Auteur: Philippe Henne
Date de rédaction: 30/04/17
Temps liturgique: Temps de Pâques
Année: 2016-2017

L’épisode des disciples d’Emmaüs est construit comme une célébration eucharistique. Oui, la rencontre de Jésus avec ces deux disciples se déroule comme une messe. Il y a tout d’abord la liturgie de la Parole : Jésus leur explique l’Ecriture. Il y a ensuite la liturgie du pain : Jésus prend le pain, le bénit et le donne. C’est pour cela que je voudrais aujourd’hui méditer avec vous la première partie du récit : Jésus leur explique l’Ecriture. La liturgie eucharistique fait penser à un repas de fête. Des amis se rassemblent et, avant de passer à table, ils parlent entre eux, ils disent ce qu’ils ont fait, comment ils vont. Cela permet de créer le contact. Parfois même ils évoquent des souvenirs communs. Cela crée une communauté. Il en est un peu de même pendant une Eucharistie. On se rassemble et on évoque celui qui nous rassemble, ce qu’il a fait pour nous. Mais ce n’est pas simplement le rappel d’événements anciens. C’est beaucoup plus que le souvenir. On peut ouvrir un vieil album de photos, c’est émouvant pour les uns, énervant pour les autres. On peut lire les mémoires du Général de Gaulle ou de Churchill, ou même de Jules César.   Cela rappelle des événements, mais cela ne rend pas les personnes présentes comme cela se passe pendant la messe. C’est là toute la différence entre un musée et une église. Un musée, c’est une collection d’objets. Un église, c’est l’occasion de rencontrer quelqu’un, d’être reçu par lui.

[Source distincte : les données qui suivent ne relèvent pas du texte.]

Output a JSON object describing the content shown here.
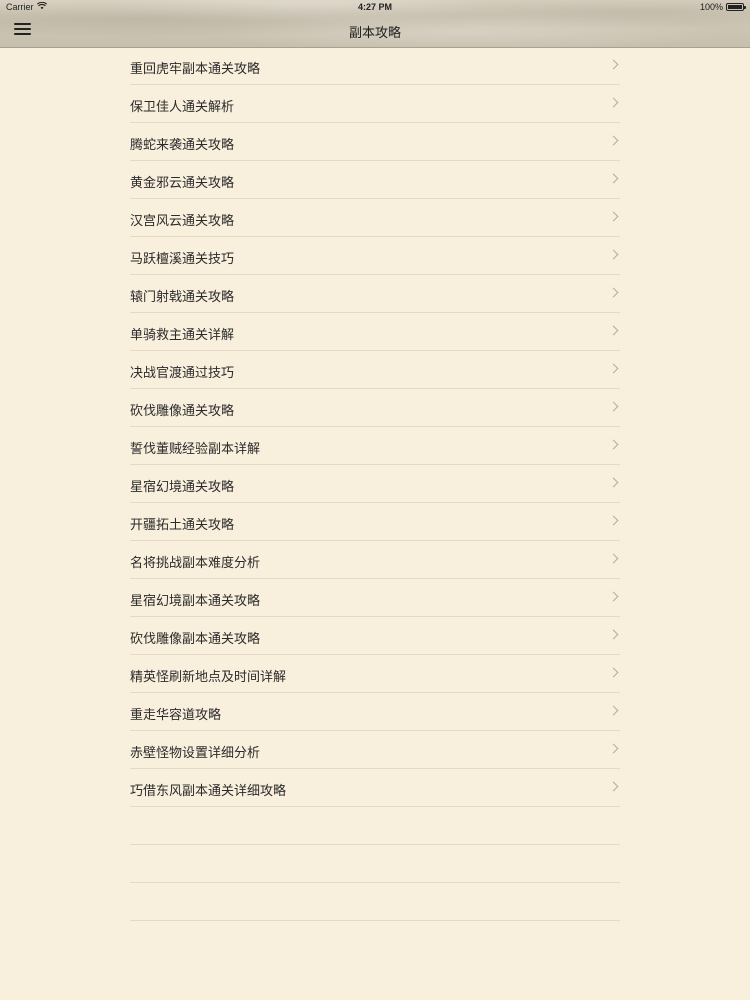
{
  "status_bar": {
    "carrier": "Carrier",
    "time": "4:27 PM",
    "battery": "100%"
  },
  "header": {
    "title": "副本攻略",
    "menu_icon": "hamburger-menu-icon"
  },
  "list": {
    "items": [
      {
        "label": "重回虎牢副本通关攻略"
      },
      {
        "label": "保卫佳人通关解析"
      },
      {
        "label": "腾蛇来袭通关攻略"
      },
      {
        "label": "黄金邪云通关攻略"
      },
      {
        "label": "汉宫风云通关攻略"
      },
      {
        "label": "马跃檀溪通关技巧"
      },
      {
        "label": "辕门射戟通关攻略"
      },
      {
        "label": "单骑救主通关详解"
      },
      {
        "label": "决战官渡通过技巧"
      },
      {
        "label": "砍伐雕像通关攻略"
      },
      {
        "label": "誓伐董贼经验副本详解"
      },
      {
        "label": "星宿幻境通关攻略"
      },
      {
        "label": "开疆拓土通关攻略"
      },
      {
        "label": "名将挑战副本难度分析"
      },
      {
        "label": "星宿幻境副本通关攻略"
      },
      {
        "label": "砍伐雕像副本通关攻略"
      },
      {
        "label": "精英怪刷新地点及时间详解"
      },
      {
        "label": "重走华容道攻略"
      },
      {
        "label": "赤壁怪物设置详细分析"
      },
      {
        "label": "巧借东风副本通关详细攻略"
      }
    ],
    "chevron_icon": "chevron-right-icon"
  },
  "colors": {
    "background": "#f8efdc",
    "separator": "#e4d9c3",
    "text": "#2b2b2b",
    "chevron": "#b4ab99"
  }
}
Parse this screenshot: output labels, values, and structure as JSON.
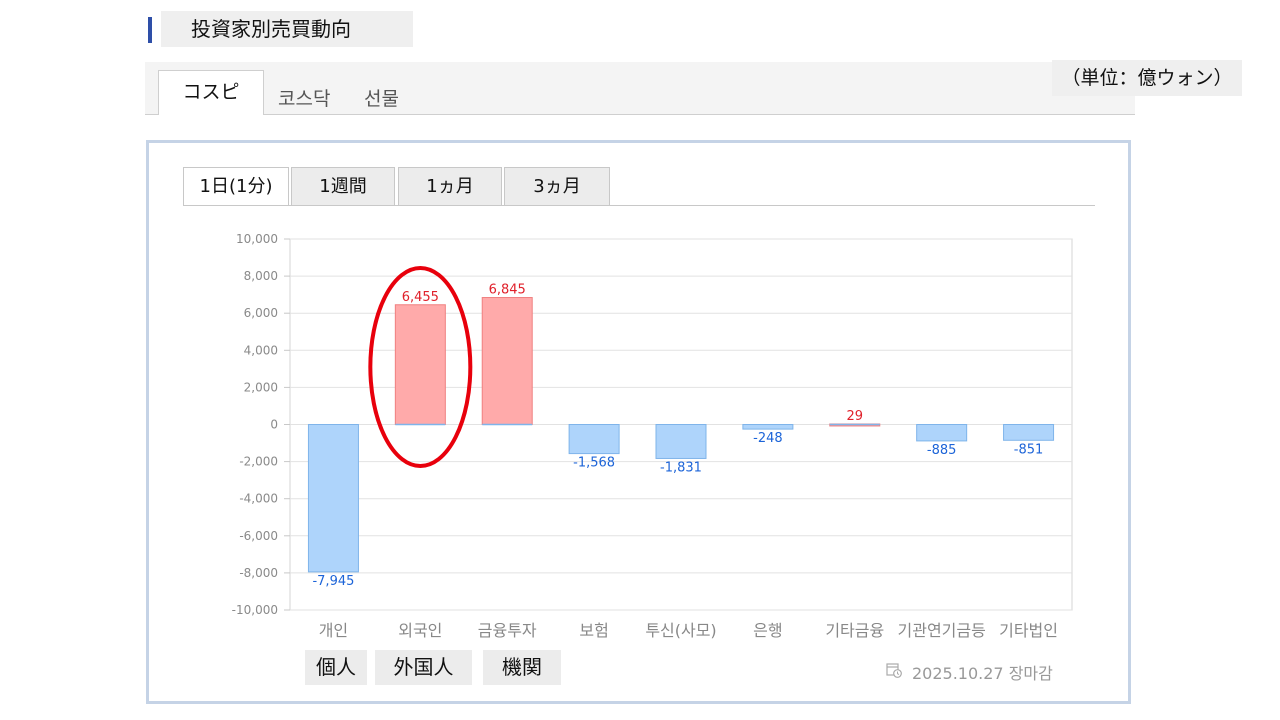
{
  "header": {
    "title": "投資家別売買動向"
  },
  "market_tabs": [
    {
      "label": "コスピ",
      "active": true
    },
    {
      "label": "코스닥",
      "active": false
    },
    {
      "label": "선물",
      "active": false
    }
  ],
  "unit_label": "（単位：億ウォン）",
  "period_tabs": [
    {
      "label": "1日(1分)",
      "active": true
    },
    {
      "label": "1週間",
      "active": false
    },
    {
      "label": "1ヵ月",
      "active": false
    },
    {
      "label": "3ヵ月",
      "active": false
    }
  ],
  "chart_data": {
    "type": "bar",
    "categories": [
      "개인",
      "외국인",
      "금융투자",
      "보험",
      "투신(사모)",
      "은행",
      "기타금융",
      "기관연기금등",
      "기타법인"
    ],
    "values": [
      -7945,
      6455,
      6845,
      -1568,
      -1831,
      -248,
      29,
      -885,
      -851
    ],
    "value_labels": [
      "-7,945",
      "6,455",
      "6,845",
      "-1,568",
      "-1,831",
      "-248",
      "29",
      "-885",
      "-851"
    ],
    "ylim": [
      -10000,
      10000
    ],
    "yticks": [
      10000,
      8000,
      6000,
      4000,
      2000,
      0,
      -2000,
      -4000,
      -6000,
      -8000,
      -10000
    ],
    "ytick_labels": [
      "10,000",
      "8,000",
      "6,000",
      "4,000",
      "2,000",
      "0",
      "-2,000",
      "-4,000",
      "-6,000",
      "-8,000",
      "-10,000"
    ],
    "grid": true,
    "colors": {
      "positive_fill": "#ffaaaa",
      "positive_stroke": "#f08080",
      "positive_label": "#e0202a",
      "negative_fill": "#aed4fb",
      "negative_stroke": "#7fb4ea",
      "negative_label": "#1c64d8",
      "highlight_ellipse": "#e8000c"
    },
    "highlight_category": "외국인"
  },
  "translations": [
    {
      "text": "個人"
    },
    {
      "text": "外国人"
    },
    {
      "text": "機関"
    }
  ],
  "footer": {
    "date": "2025.10.27 장마감",
    "icon": "calendar-clock-icon"
  }
}
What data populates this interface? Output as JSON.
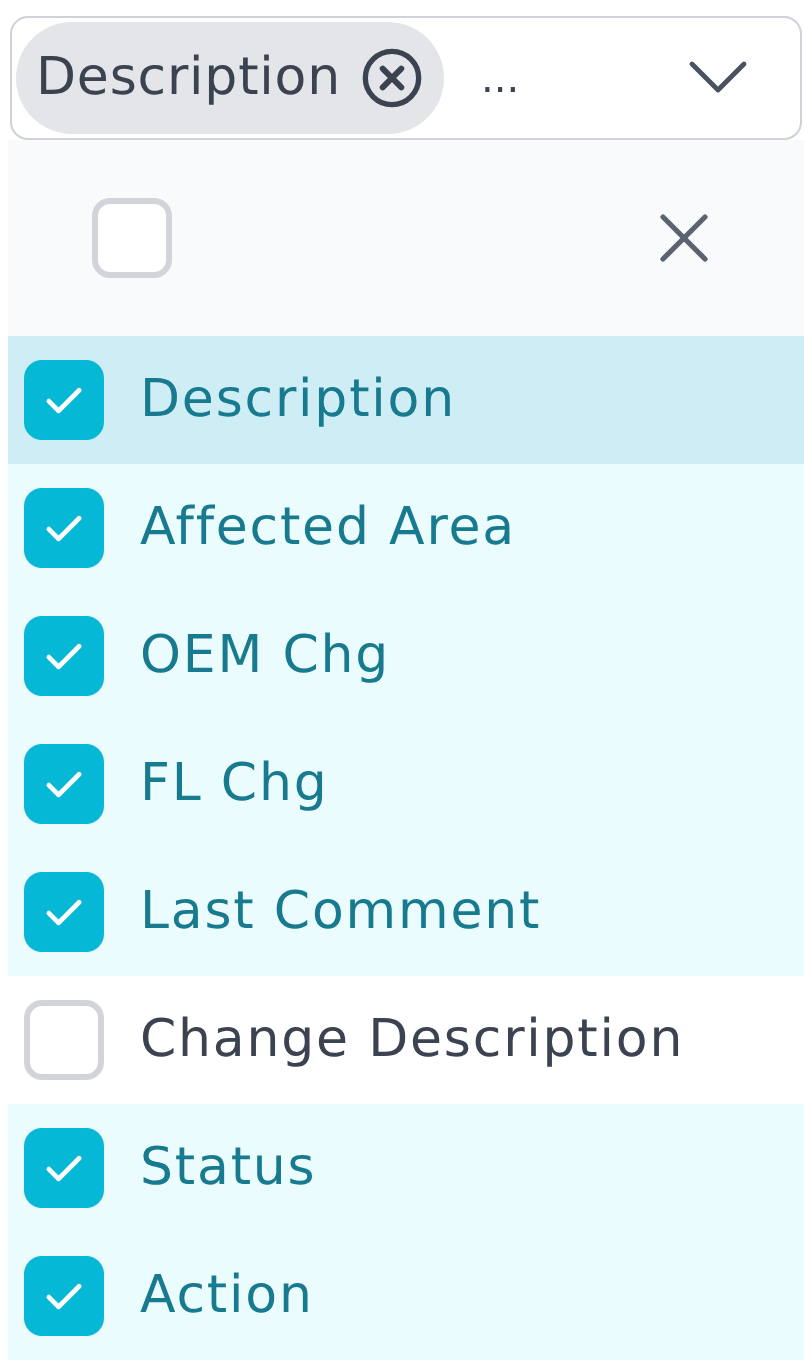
{
  "select": {
    "chips": [
      {
        "label": "Description"
      }
    ],
    "overflow": "..."
  },
  "select_all": {
    "checked": false
  },
  "options": [
    {
      "label": "Description",
      "checked": true,
      "highlighted": true
    },
    {
      "label": "Affected Area",
      "checked": true,
      "highlighted": false
    },
    {
      "label": "OEM Chg",
      "checked": true,
      "highlighted": false
    },
    {
      "label": "FL Chg",
      "checked": true,
      "highlighted": false
    },
    {
      "label": "Last Comment",
      "checked": true,
      "highlighted": false
    },
    {
      "label": "Change Description",
      "checked": false,
      "highlighted": false
    },
    {
      "label": "Status",
      "checked": true,
      "highlighted": false
    },
    {
      "label": "Action",
      "checked": true,
      "highlighted": false
    }
  ]
}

            Oui, mais vous me direz : « tout cela, c’est du sentiment. Moi, je peux passer devant une église sans rien ressentir, ou même sortir de la messe sans avoir rien ressenti de spécial. » C’est vrai, mais ce n’est de cela dont on parle. La vie ne se limite pas à ce qui est rationnel d’un côté et sentimental de l’autre. Il y a des choses qui ne sont pas rationnelles et qui sont beaucoup plus profondes que l’émotion superficielle et passagère qu’on peut ressentir. Il suffit de voir la mort du roi Beaudouin. Cela a provoqué une onde de choc incroyable. On ne savait qu’il occupait une place tellement grande dans notre vie. C’est pour cela que je suis un peu embarrassé quand quelqu’un me dit : « voilà ! Ca fait quinze ans que je suis marié et je ne ressens plus rien pour mon conjoint. » Je suis d’accord. Cela fait trente-cinq ans que je suis au couvent et je ne pleure pas d’émotion chaque fois que je célèbre l’Eucharistie, mais je sais que la beauté de ce sacrement nourrit ma vie. C’est comme le Gulf Stream, ce courant marin qui court du Golfe du Mexique à travers l’Océan Atlantique jusqu’aux côtes norvégiennes. C’est lui qui détermine notre temps et notre climat, non seulement pour la Belgique, mais aussi pour toute l’Europe occidentale. Il a une influence bien plus important sur notre vie que les vagues tumultueuses de la mer. Oui, mais, me direz-vous, ce sont ces vagues tumultueuses qui engloutissent les navires et les paquebots. Et je dis : vous avez raison, nous nous laissons souvent entraîner par les flots tumultueux de nos passions passagères, et nous oublions ce qui nous nourrit, ce qui nous transforme, ce qui nous fait vivre.

            Je vais maintenant vous dire le nom de ces deux disciples d’Emmaüs. Le premier, c’est Monsieur Je raisonne tout le temps. Il analyse tout, il ne veut pas se laisser avoir par des sentiments. La preuve, c’est qu’il ne comprend pas pourquoi quelqu’un peut donner sa vie pour lui. « Quel gâchis, se dit-il. Ce n’est pas raisonnable. » Le second, c’est Monsieur Sentiments. Pour lui, il faudrait que tous les jours soient un jour de fête et d’excitation. Il ne comprend pas que Jésus passe tellement de temps à prier tout seul dans son coin. Il faudrait que Jésus soit toujours en train de discuter avec les apôtres et à faire des miracles. Et entre eux deux il y a Jésus. C’est du solide. Ce ne sont pas de grands discours ou de longues réflexions. C’est l’amour qu’il donne. Ce ne sont pas des rires et des cris de joie. C’est sa vie qu’il donne. Et cela il le fait pour l’éternité.